Persistent read error - "Indexer rollback from 127.0.0.1:9101 - cause: Indexer rollback from 127.0.0.1:9101"

Yesterday, I reached a state in couchbase where I could successfully save to the bucket, but I could not query the bucket. Unfortunately I don’t know how to recreate this, and the problem has now resolved itself. But I would like any info on how to properly deal with this in the future, if it comes up again.

Details:

  • Saving programatically to the bucket was successful
  • Any query on the bucket produced an error:

[
{
“code”: 5000,
“msg”: “Indexer rollback from 127.0.0.1:9101 - cause: Indexer rollback from 127.0.0.1:9101”,
“query_from_user”: “select * from default”
}
]

  • This problem continued to happen after flushing the bucket, deleting the bucket and adding a new bucket, stopping & starting the couchbase server multiple times, and restarting my computer.

  • I was able to drop the index of the bucket, but it would hang if I tried to create the index again. All new buckets I created seemed to have the index already created - I would receive an error (“Index #primary already exists”) when running CREATE PRIMARY INDEX ON 'bucketName' with a new bucket.

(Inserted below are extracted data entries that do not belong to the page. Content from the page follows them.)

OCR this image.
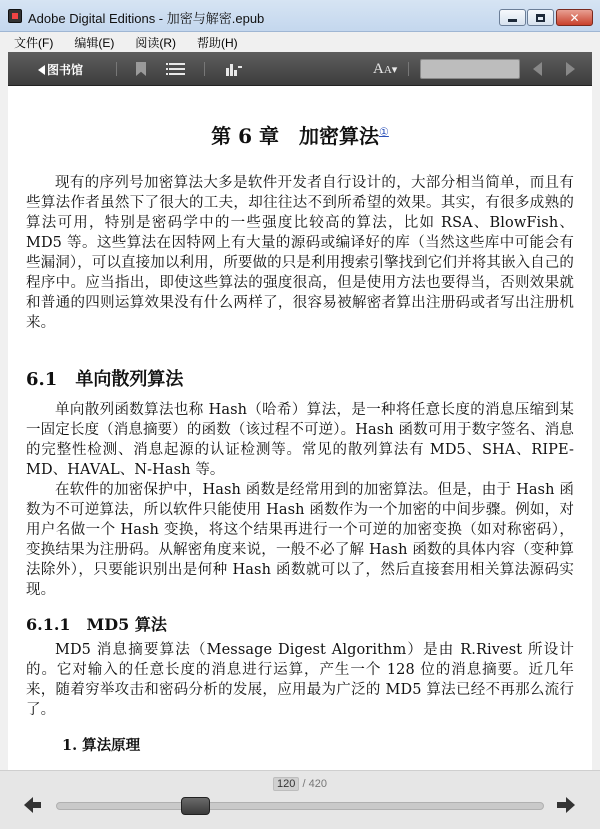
Adobe Digital Editions - 加密与解密.epub	✕
文件(F)	编辑(E)	阅读(R)	帮助(H)
图书馆	AA▾
第 6 章　加密算法①
现有的序列号加密算法大多是软件开发者自行设计的，大部分相当简单，而且有些算法作者虽然下了很大的工夫，却往往达不到所希望的效果。其实，有很多成熟的算法可用，特别是密码学中的一些强度比较高的算法，比如 RSA、BlowFish、MD5 等。这些算法在因特网上有大量的源码或编译好的库（当然这些库中可能会有些漏洞），可以直接加以利用，所要做的只是利用搜索引擎找到它们并将其嵌入自己的程序中。应当指出，即使这些算法的强度很高，但是使用方法也要得当，否则效果就和普通的四则运算效果没有什么两样了，很容易被解密者算出注册码或者写出注册机来。
6.1　单向散列算法
单向散列函数算法也称 Hash（哈希）算法，是一种将任意长度的消息压缩到某一固定长度（消息摘要）的函数（该过程不可逆）。Hash 函数可用于数字签名、消息的完整性检测、消息起源的认证检测等。常见的散列算法有 MD5、SHA、RIPE-MD、HAVAL、N-Hash 等。
在软件的加密保护中，Hash 函数是经常用到的加密算法。但是，由于 Hash 函数为不可逆算法，所以软件只能使用 Hash 函数作为一个加密的中间步骤。例如，对用户名做一个 Hash 变换，将这个结果再进行一个可逆的加密变换（如对称密码），变换结果为注册码。从解密角度来说，一般不必了解 Hash 函数的具体内容（变种算法除外），只要能识别出是何种 Hash 函数就可以了，然后直接套用相关算法源码实现。
6.1.1　MD5 算法
MD5 消息摘要算法（Message Digest Algorithm）是由 R.Rivest 所设计的。它对输入的任意长度的消息进行运算，产生一个 128 位的消息摘要。近几年来，随着穷举攻击和密码分析的发展，应用最为广泛的 MD5 算法已经不再那么流行了。
1. 算法原理
120 / 420
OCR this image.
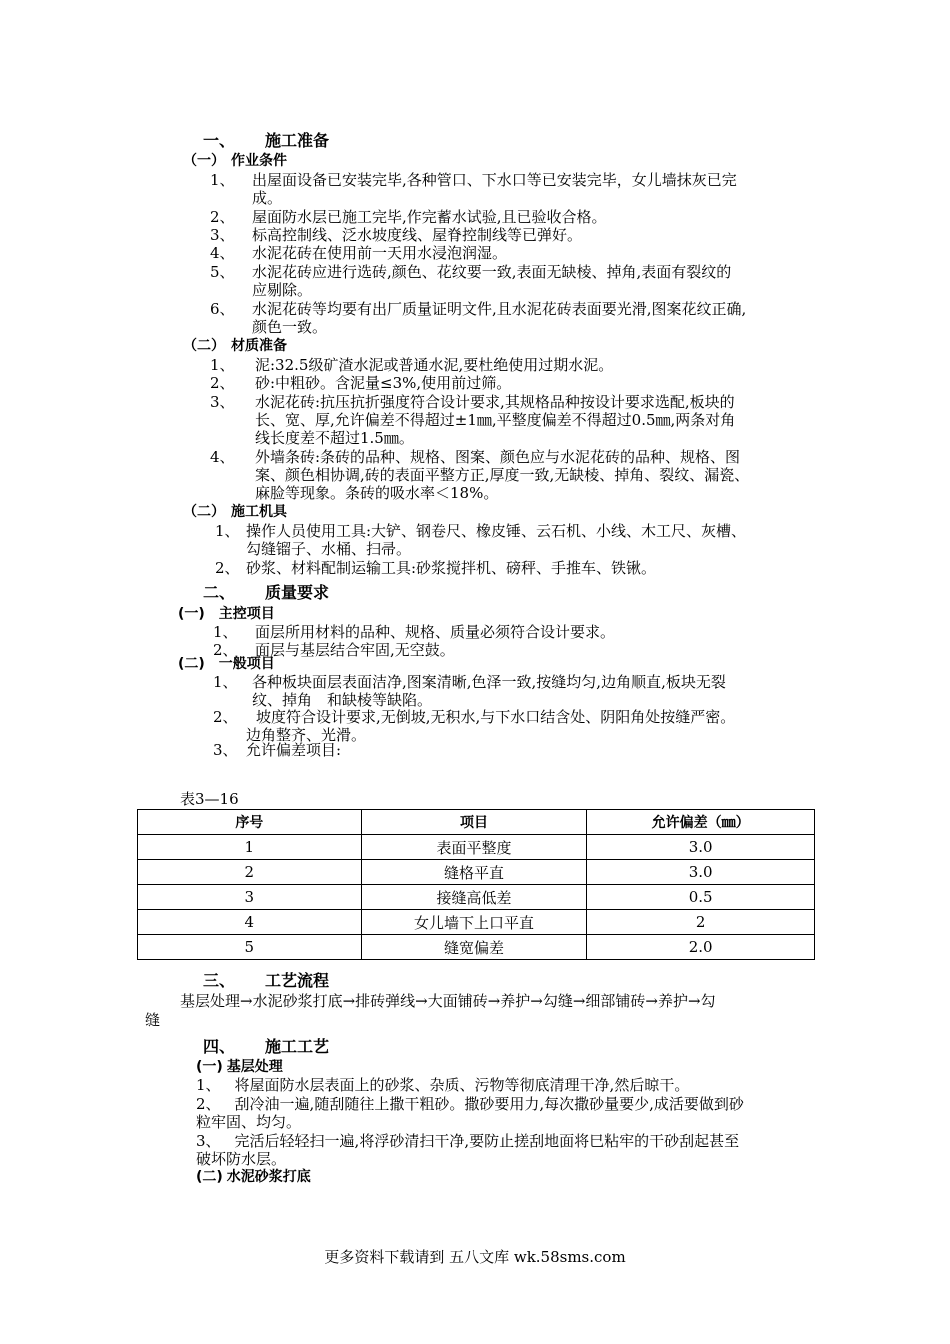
一、 施工准备
（一） 作业条件
1、 出屋面设备已安装完毕,各种管口、下水口等已安装完毕，女儿墙抹灰已完
成。
2、 屋面防水层已施工完毕,作完蓄水试验,且已验收合格。
3、 标高控制线、泛水坡度线、屋脊控制线等已弹好。
4、 水泥花砖在使用前一天用水浸泡润湿。
5、 水泥花砖应进行选砖,颜色、花纹要一致,表面无缺棱、掉角,表面有裂纹的
应剔除。
6、 水泥花砖等均要有出厂质量证明文件,且水泥花砖表面要光滑,图案花纹正确,
颜色一致。
（二） 材质准备
1、 泥:32.5级矿渣水泥或普通水泥,要杜绝使用过期水泥。
2、 砂:中粗砂。含泥量≤3%,使用前过筛。
3、 水泥花砖:抗压抗折强度符合设计要求,其规格品种按设计要求选配,板块的
长、宽、厚,允许偏差不得超过±1㎜,平整度偏差不得超过0.5㎜,两条对角
线长度差不超过1.5㎜。
4、 外墙条砖:条砖的品种、规格、图案、颜色应与水泥花砖的品种、规格、图
案、颜色相协调,砖的表面平整方正,厚度一致,无缺棱、掉角、裂纹、漏瓷、
麻脸等现象。条砖的吸水率＜18%。
（二） 施工机具
1、 操作人员使用工具:大铲、钢卷尺、橡皮锤、云石机、小线、木工尺、灰槽、
勾缝镏子、水桶、扫帚。
2、 砂浆、材料配制运输工具:砂浆搅拌机、磅秤、手推车、铁锹。
二、 质量要求
(一) 主控项目
1、 面层所用材料的品种、规格、质量必须符合设计要求。
2、 面层与基层结合牢固,无空鼓。
(二) 一般项目
1、 各种板块面层表面洁净,图案清晰,色泽一致,按缝均匀,边角顺直,板块无裂
纹、掉角　和缺棱等缺陷。
2、	坡度符合设计要求,无倒坡,无积水,与下水口结含处、阴阳角处按缝严密。
边角整齐、光滑。
3、 允许偏差项目:
表3—16
序号	项目	允许偏差（㎜）
1	表面平整度	3.0
2	缝格平直	3.0
3	接缝高低差	0.5
4	女儿墙下上口平直	2
5	缝宽偏差	2.0
三、 工艺流程
基层处理→水泥砂浆打底→排砖弹线→大面铺砖→养护→勾缝→细部铺砖→养护→勾
缝
四、 施工工艺
(一) 基层处理
1、 将屋面防水层表面上的砂浆、杂质、污物等彻底清理干净,然后晾干。
2、 刮冷油一遍,随刮随往上撒干粗砂。撒砂要用力,每次撒砂量要少,成活要做到砂
粒牢固、均匀。
3、 完活后轻轻扫一遍,将浮砂清扫干净,要防止搓刮地面将巳粘牢的干砂刮起甚至
破坏防水层。
(二) 水泥砂浆打底
更多资料下载请到 五八文库 wk.58sms.com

  • After stopping & starting the couchbase server for probably the 5th time, the problem resolved itself. I don’t know if it was specifically the restart that fixed the problem.

Does anyone have any information about how I may have gotten into this state, and how to resolve this issue predictably in the future?

1 Like

I’m experiencing the same error when querying with consistency requlstPluse

@amit2, was there any bucket flush operation done on the cluster? We’ll need the logs to see why indexer got the rollback. Which Couchbase server version are you using?

Yes, there was a bucket flush operation done on the cluster. i’ve used the node.js sdk. it was “completed” in the sense that the the flush function callback returned.

I’m using the latest couchbase docker.

Facing same issue with Java SDK. Query fails if fired immediately after a flush.

After a bucket is flushed, the indexes need to rollback the indexed data. The notification of bucket flush comes asynchronously to indexer. There can be a small time lag between flush and indexes getting rolled back, during which duration it is possible to see the above error for consistent scans. Does this error go away after let’s say a few seconds? If not, please collect the logs from UI -> Logs and share with us. We can investigate further.

If the error persists, you can restart the indexer process after collecting the logs to unblock.

Yes, if there is a delay of few seconds between the flush and query being fired, it works fine. However, I am querying with a scan consistency of ScanConsistency.REQUEST_PLUS. As per my understanding, shouldn’t this ensure that the index is up to date before firing the query? Or is that not the case?

The consistency guarantee is maintained by the index service. It is not checked by sdk client/query service before sending the query down to indexer. Index service will return the above error for any waiting/in-flight queries whenever it has to process rollback.

Each insert/update/delete operation in data service is assigned a unique sequence number(which keeps incrementing). The consistency is based on this sequence number. During rollback, these sequence numbers go back in time and get reused e.g. a flush would cause the sequence number to go to 0 and be reused. To avoid inconsistency, the scan needs to be retried.